Il dialogo fra i due sommi personaggi latini sviluppa una trama psicologico-retorica rivelatrice
di quel rapporto fra l'umano e il divino che è tema specifico della cantica. Prima interviene
Catone, quasi sdegnato nel vedere i due pellegrini giunti per vie tanto inconsuete sulla
spiaggia del purgatorio (40-48). Segue la risposta di Virgilio che precisa come il viaggio
avvenga per intercessione celeste (52-54), poi spiega la condizione sua e di Dante (55-69)
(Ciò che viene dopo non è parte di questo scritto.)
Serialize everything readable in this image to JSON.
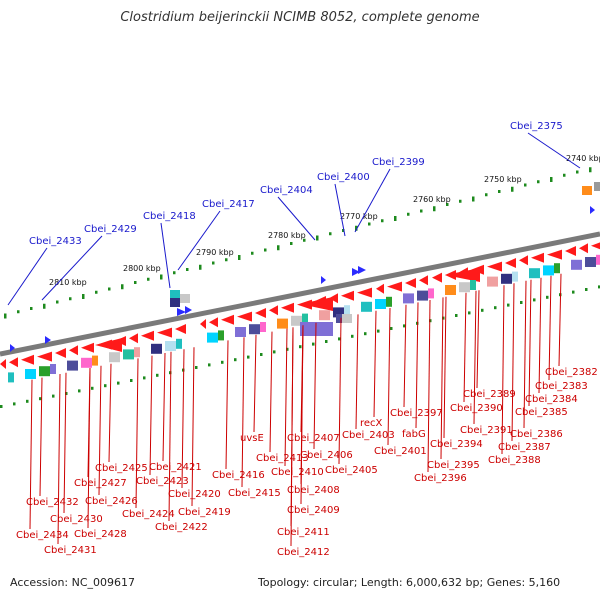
{
  "title": "Clostridium beijerinckii NCIMB 8052, complete genome",
  "footer": {
    "accession": "Accession: NC_009617",
    "summary": "Topology: circular; Length: 6,000,632 bp; Genes: 5,160"
  },
  "ruler_ticks": [
    "2740 kbp",
    "2750 kbp",
    "2760 kbp",
    "2770 kbp",
    "2780 kbp",
    "2790 kbp",
    "2800 kbp",
    "2810 kbp"
  ],
  "upper_labels": [
    "Cbei_2375",
    "Cbei_2399",
    "Cbei_2400",
    "Cbei_2404",
    "Cbei_2417",
    "Cbei_2418",
    "Cbei_2429",
    "Cbei_2433"
  ],
  "lower_labels": [
    "Cbei_2382",
    "Cbei_2383",
    "Cbei_2384",
    "Cbei_2385",
    "Cbei_2386",
    "Cbei_2387",
    "Cbei_2388",
    "Cbei_2389",
    "Cbei_2390",
    "Cbei_2391",
    "Cbei_2394",
    "Cbei_2395",
    "Cbei_2396",
    "fabG",
    "Cbei_2397",
    "recX",
    "Cbei_2403",
    "Cbei_2401",
    "Cbei_2405",
    "Cbei_2406",
    "Cbei_2407",
    "Cbei_2408",
    "Cbei_2409",
    "Cbei_2410",
    "Cbei_2411",
    "Cbei_2412",
    "Cbei_2413",
    "uvsE",
    "Cbei_2415",
    "Cbei_2416",
    "Cbei_2419",
    "Cbei_2420",
    "Cbei_2421",
    "Cbei_2422",
    "Cbei_2423",
    "Cbei_2424",
    "Cbei_2425",
    "Cbei_2426",
    "Cbei_2427",
    "Cbei_2428",
    "Cbei_2430",
    "Cbei_2431",
    "Cbei_2432",
    "Cbei_2434"
  ],
  "colors": {
    "forward_gene": "#2b2bff",
    "reverse_gene": "#ff1a1a",
    "backbone": "#7a7a7a",
    "ruler_dot": "#1d8a1d",
    "upper_label": "#1a1acc",
    "lower_label": "#cc0000"
  }
}
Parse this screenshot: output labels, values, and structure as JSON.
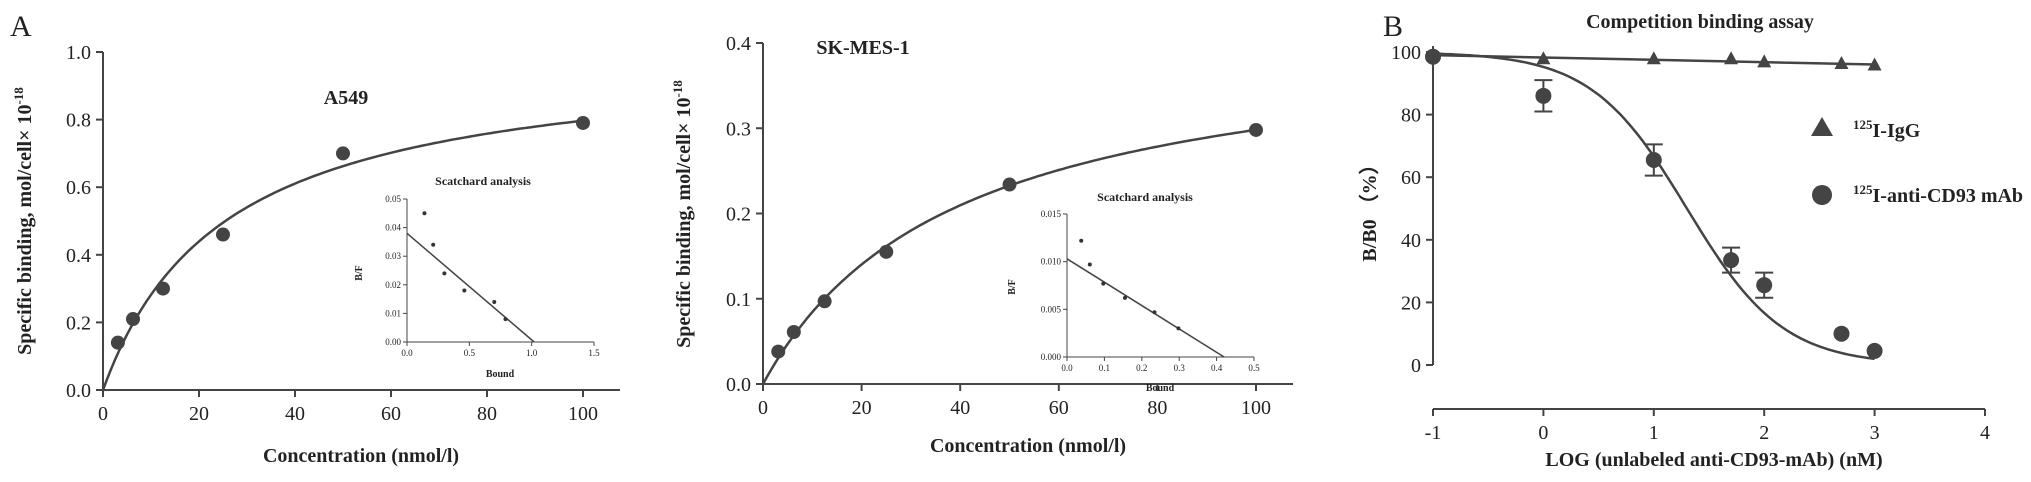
{
  "figure": {
    "panel_letters": [
      "A",
      "B"
    ]
  },
  "chart_data": [
    {
      "type": "scatter",
      "title": "A549",
      "xlabel": "Concentration (nmol/l)",
      "ylabel": "Specific binding, mol/cell× 10",
      "ylabel_sup": "-18",
      "xlim": [
        0,
        100
      ],
      "ylim": [
        0,
        1.0
      ],
      "xticks": [
        0,
        20,
        40,
        60,
        80,
        100
      ],
      "yticks": [
        0.0,
        0.2,
        0.4,
        0.6,
        0.8,
        1.0
      ],
      "xtick_labels": [
        "0",
        "20",
        "40",
        "60",
        "80",
        "100"
      ],
      "ytick_labels": [
        "0.0",
        "0.2",
        "0.4",
        "0.6",
        "0.8",
        "1.0"
      ],
      "series": [
        {
          "x": [
            3.1,
            6.25,
            12.5,
            25,
            50,
            100
          ],
          "values": [
            0.14,
            0.21,
            0.3,
            0.46,
            0.7,
            0.79
          ]
        }
      ],
      "fit": {
        "model": "one-site",
        "bmax": 1.0,
        "kd": 25.5
      },
      "inset": {
        "title": "Scatchard analysis",
        "xlabel": "Bound",
        "ylabel": "B/F",
        "xlim": [
          0,
          1.5
        ],
        "ylim": [
          0,
          0.05
        ],
        "xticks": [
          0,
          0.5,
          1.0,
          1.5
        ],
        "yticks": [
          0,
          0.01,
          0.02,
          0.03,
          0.04,
          0.05
        ],
        "xtick_labels": [
          "0.0",
          "0.5",
          "1.0",
          "1.5"
        ],
        "ytick_labels": [
          "0.00",
          "0.01",
          "0.02",
          "0.03",
          "0.04",
          "0.05"
        ],
        "points_x": [
          0.14,
          0.21,
          0.3,
          0.46,
          0.7,
          0.79
        ],
        "points_y": [
          0.045,
          0.034,
          0.024,
          0.018,
          0.014,
          0.008
        ],
        "line": [
          [
            0,
            0.038
          ],
          [
            1.02,
            0
          ]
        ]
      }
    },
    {
      "type": "scatter",
      "title": "SK-MES-1",
      "xlabel": "Concentration (nmol/l)",
      "ylabel": "Specific binding, mol/cell× 10",
      "ylabel_sup": "-18",
      "xlim": [
        0,
        100
      ],
      "ylim": [
        0,
        0.4
      ],
      "xticks": [
        0,
        20,
        40,
        60,
        80,
        100
      ],
      "yticks": [
        0.0,
        0.1,
        0.2,
        0.3,
        0.4
      ],
      "xtick_labels": [
        "0",
        "20",
        "40",
        "60",
        "80",
        "100"
      ],
      "ytick_labels": [
        "0.0",
        "0.1",
        "0.2",
        "0.3",
        "0.4"
      ],
      "series": [
        {
          "x": [
            3.1,
            6.25,
            12.5,
            25,
            50,
            100
          ],
          "values": [
            0.038,
            0.061,
            0.097,
            0.155,
            0.234,
            0.298
          ]
        }
      ],
      "fit": {
        "model": "one-site",
        "bmax": 0.415,
        "kd": 39.2
      },
      "inset": {
        "title": "Scatchard analysis",
        "xlabel": "Bound",
        "ylabel": "B/F",
        "xlim": [
          0,
          0.5
        ],
        "ylim": [
          0,
          0.015
        ],
        "xticks": [
          0,
          0.1,
          0.2,
          0.3,
          0.4,
          0.5
        ],
        "yticks": [
          0,
          0.005,
          0.01,
          0.015
        ],
        "xtick_labels": [
          "0.0",
          "0.1",
          "0.2",
          "0.3",
          "0.4",
          "0.5"
        ],
        "ytick_labels": [
          "0.000",
          "0.005",
          "0.010",
          "0.015"
        ],
        "points_x": [
          0.038,
          0.061,
          0.097,
          0.155,
          0.234,
          0.298
        ],
        "points_y": [
          0.0122,
          0.0097,
          0.0077,
          0.0062,
          0.0047,
          0.003
        ],
        "line": [
          [
            0,
            0.0103
          ],
          [
            0.42,
            0
          ]
        ]
      }
    },
    {
      "type": "scatter",
      "title": "Competition binding assay",
      "xlabel": "LOG (unlabeled anti-CD93-mAb) (nM)",
      "ylabel": "B/B0 （%）",
      "xlim": [
        -1,
        4
      ],
      "ylim": [
        0,
        100
      ],
      "xticks": [
        -1,
        0,
        1,
        2,
        3,
        4
      ],
      "yticks": [
        0,
        20,
        40,
        60,
        80,
        100
      ],
      "xtick_labels": [
        "-1",
        "0",
        "1",
        "2",
        "3",
        "4"
      ],
      "ytick_labels": [
        "0",
        "20",
        "40",
        "60",
        "80",
        "100"
      ],
      "legend_position": "right",
      "series": [
        {
          "name": "I-IgG",
          "name_sup": "125",
          "marker": "triangle",
          "x": [
            -1,
            0,
            1,
            1.7,
            2,
            2.7,
            3
          ],
          "values": [
            99,
            98,
            98,
            98,
            97,
            96.5,
            96
          ],
          "fit": {
            "model": "linear",
            "start": 99,
            "end": 96
          }
        },
        {
          "name": "I-anti-CD93 mAb",
          "name_sup": "125",
          "marker": "circle",
          "x": [
            -1,
            0,
            1,
            1.7,
            2,
            2.7,
            3
          ],
          "values": [
            98.5,
            86,
            65.5,
            33.5,
            25.5,
            10,
            4.5
          ],
          "errors": [
            0,
            5,
            5,
            4,
            4,
            0,
            0
          ],
          "fit": {
            "model": "sigmoid",
            "top": 100,
            "bottom": 0,
            "logic50": 1.3,
            "hill": 1.0
          }
        }
      ]
    }
  ]
}
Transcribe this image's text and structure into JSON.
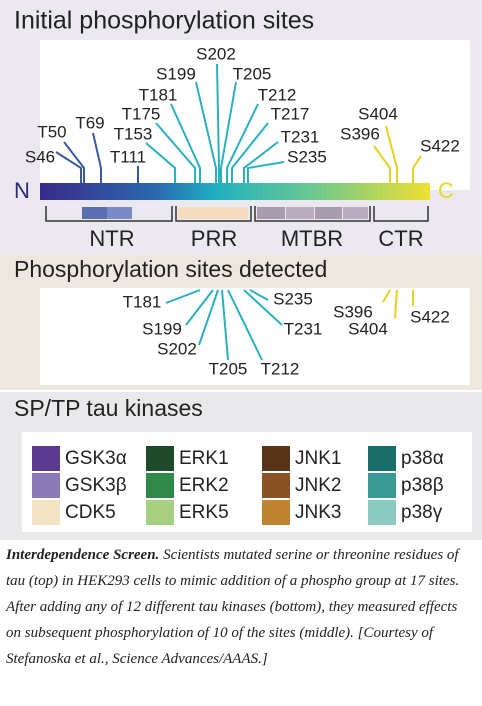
{
  "initial": {
    "title": "Initial phosphorylation sites",
    "sites": [
      "S46",
      "T50",
      "T69",
      "T111",
      "T153",
      "T175",
      "T181",
      "S199",
      "S202",
      "T205",
      "T212",
      "T217",
      "T231",
      "S235",
      "S396",
      "S404",
      "S422"
    ],
    "n_label": "N",
    "c_label": "C",
    "domains": [
      "NTR",
      "PRR",
      "MTBR",
      "CTR"
    ]
  },
  "detected": {
    "title": "Phosphorylation sites detected",
    "sites": [
      "T181",
      "S199",
      "S202",
      "T205",
      "T212",
      "T231",
      "S235",
      "S396",
      "S404",
      "S422"
    ]
  },
  "kinases": {
    "title": "SP/TP tau kinases",
    "items": [
      {
        "name": "GSK3α",
        "color": "#5b3a8f"
      },
      {
        "name": "GSK3β",
        "color": "#8a7bb8"
      },
      {
        "name": "CDK5",
        "color": "#f3e3c3"
      },
      {
        "name": "ERK1",
        "color": "#1f4a2a"
      },
      {
        "name": "ERK2",
        "color": "#2f8a4a"
      },
      {
        "name": "ERK5",
        "color": "#a6cf80"
      },
      {
        "name": "JNK1",
        "color": "#5a3418"
      },
      {
        "name": "JNK2",
        "color": "#8a5222"
      },
      {
        "name": "JNK3",
        "color": "#c08430"
      },
      {
        "name": "p38α",
        "color": "#1a6e6a"
      },
      {
        "name": "p38β",
        "color": "#3a9a95"
      },
      {
        "name": "p38γ",
        "color": "#8ccbc2"
      }
    ]
  },
  "caption": {
    "lead": "Interdependence Screen.",
    "text": "Scientists mutated serine or threonine residues of tau (top) in HEK293 cells to mimic addition of a phospho group at 17 sites. After adding any of 12 different tau kinases (bottom), they measured effects on subsequent phosphorylation of 10 of the sites (middle). [Courtesy of Stefanoska et al., Science Advances/AAAS.]"
  }
}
infine lusinga Catone con il riconoscimento del suo amore per la libertà e il ricordo
dell'amore e della bellezza di sua moglie (78-84); e dopo tanta captatio benevolentiae chiede
il permesso di salire al Monte del purgatorio.
La risposta di Catone e severa, e ricorda a Virgilio che le lusinghe terrene non possono
avere peso nei regni dell'oltretomba; quindi, concede loro il passo perché tale è la volontà
divina e anzi fornisce le indicazioni necessarie per procedere. Ma la dinamica psicologica fra
i due personaggi non si esaurisce qui; avrà il suo epilogo nel rimprovero di Catone al termine
del canto II, e nel rimorso di Virgilio all'inizio del III.

Le Forme
Secondo le norme retoriche del poema classico, il canto si apre con il proemio, in cui il poeta
dichiara l'argomento della cantica, cioè la descrizione del secondo Regno dell'aldilà, cui
segue l'invocazione alle Muse. La metafora del viaggio per mare e la rievocazione del mito
delle Piche stabiliscono un rapporto diretto con l'esordio delle altre parti dell'opera, e in
particolare con i versi iniziali del paradiso.